Saturday 17 July 2010

Time to think

Because of the heat, we've had two quiet days, with brief excusions into the city centre and local walks, plus a fair amount of eating sleeping and for one in a while in my case, reading. When we met on Tuesday, Julia enthused about a book by Melvyn Matthews, whom I remember as Bristol University Anglican Chaplain at the time I was Team Rector of the St Paul's area of the city. He went on from there to work at Ammerdown ecumenical conference centre near Bath, and eventually to Wells Cathedral, where his gift as a writer and spiritual guide developed to the full. The book in question is called 'Both alike to thee', the title is a quote from Psalm 139 verse 12. (also used in an exquisite Taizé chant 'La tenèbre n'est point tenèbre devant toi: la nuit comme le jour est lumière'). The book's subtitle is: 'The retrieval of the mystical way'.

It's a learned discussion about the taming and domestication of Christian spirituality which has gone on since the Renaissance. It's a process which has detracted from ancient thinking about the divine mysteries of faith, in which the utterly transcendent majesty of the unseen and unknowable God of all stood above and beyond all human notions of incarnation and 'God in the ordinary'. Matthews understands mysticism as a reaction, a protest against the tendency of both church ritual and doctrine to contain rather than point towards the mystery of the Author of Being.

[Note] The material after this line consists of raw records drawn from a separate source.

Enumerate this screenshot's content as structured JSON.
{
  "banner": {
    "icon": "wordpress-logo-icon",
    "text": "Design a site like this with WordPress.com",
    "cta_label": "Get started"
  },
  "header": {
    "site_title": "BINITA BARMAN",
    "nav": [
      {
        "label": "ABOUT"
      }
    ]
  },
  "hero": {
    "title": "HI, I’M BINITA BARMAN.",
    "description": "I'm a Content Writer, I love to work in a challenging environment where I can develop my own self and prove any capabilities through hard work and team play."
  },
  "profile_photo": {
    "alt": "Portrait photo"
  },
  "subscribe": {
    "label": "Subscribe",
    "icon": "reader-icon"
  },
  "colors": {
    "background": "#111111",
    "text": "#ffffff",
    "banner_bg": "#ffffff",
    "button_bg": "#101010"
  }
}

While the book is hard work, intellectually speaking, its threads of argument connect with elements in my own experience, and my own frustration with the official church's current problems at retaining both its credibility and cohesion in a spiritually hungry, insecure time.

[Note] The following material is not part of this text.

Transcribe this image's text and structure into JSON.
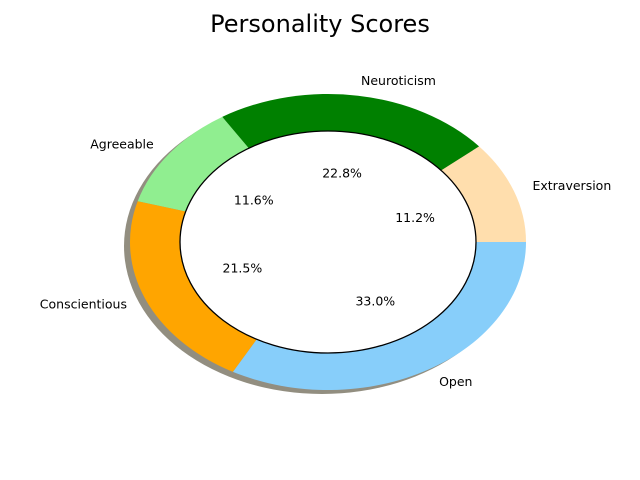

Matthews points out that we all too readily speak about God as if God were nothing more than another reality in the realm of existence. He claims we have reduced our way of thinking about God, and our God talk reflects it. This says more about us and our self obsession in compliance to the spirit of the age than it does about God. God-talk should be disturbing and uncomfortable, shaking our preconceptions and complacency: awkward, fragmented, unfinished, because nothing we can say however magnificent can contain the divine reality. We should have problems talking about God, we should not find it easy, to even begin to express a fragment of the reality of our Creator. Better to be speechless with awe he thinks. I like this. It resonates well with me after forty one years of striving to be an official spokesman and defender of the church, striving against fundamentalist authoritarianism in all its manifestations.

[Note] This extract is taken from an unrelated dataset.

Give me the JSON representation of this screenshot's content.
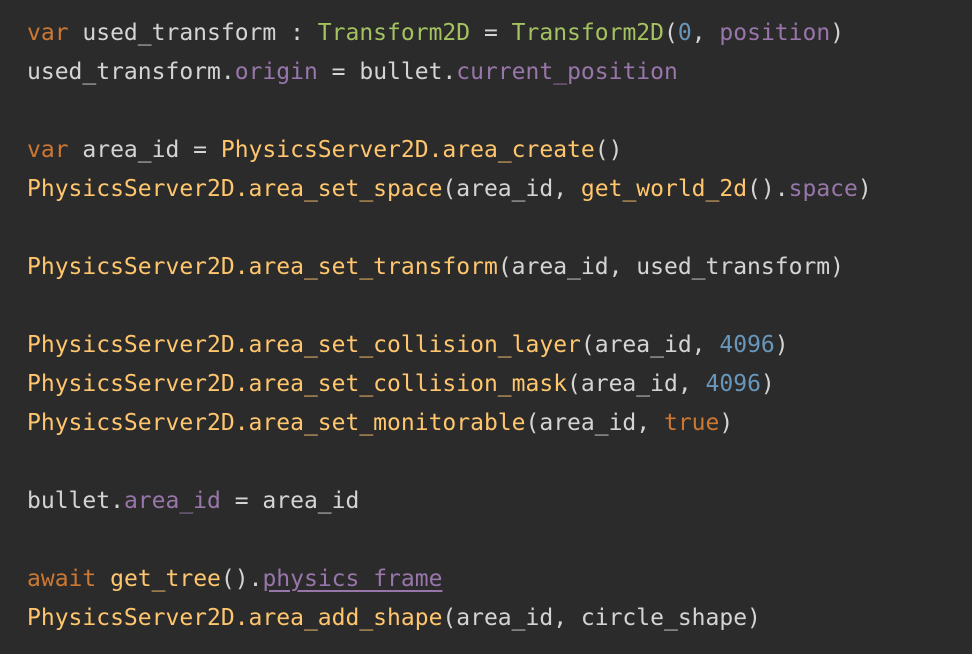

He speaks about the contemplative person being able to stand and identify with those who are on the margins of society because they have a deeper freedom within themselves and do not find their authenticity or identity given them by the establishment to which they belong. This too rang bells with me. I have been reflecting lately on my reasons for punctual retirement. I've lived an active and exposed life in public ministry, and felt increasingly inadequate discharging that commission, whether the feeling was true and typical for my age, or an illusion bred by un-necessary tiredness. I'd rather feel inadequate than be complacent, but the question that's come to dominate in recent years is how to remain true to God, how to grow in openness to God beyond the role assigned me by the Church or by public perception of its representatives - particularly when much of the Church seems to have become confused in understanding its own value and true purpose?

I don't think I'll ever be a decent contemplative, but that's what I yearn to work at - to keep knocking at the gates of glory, for as long as I have breath in my body. Melvyn Matthew's book makes me feel this may be less bizarre than it sounds.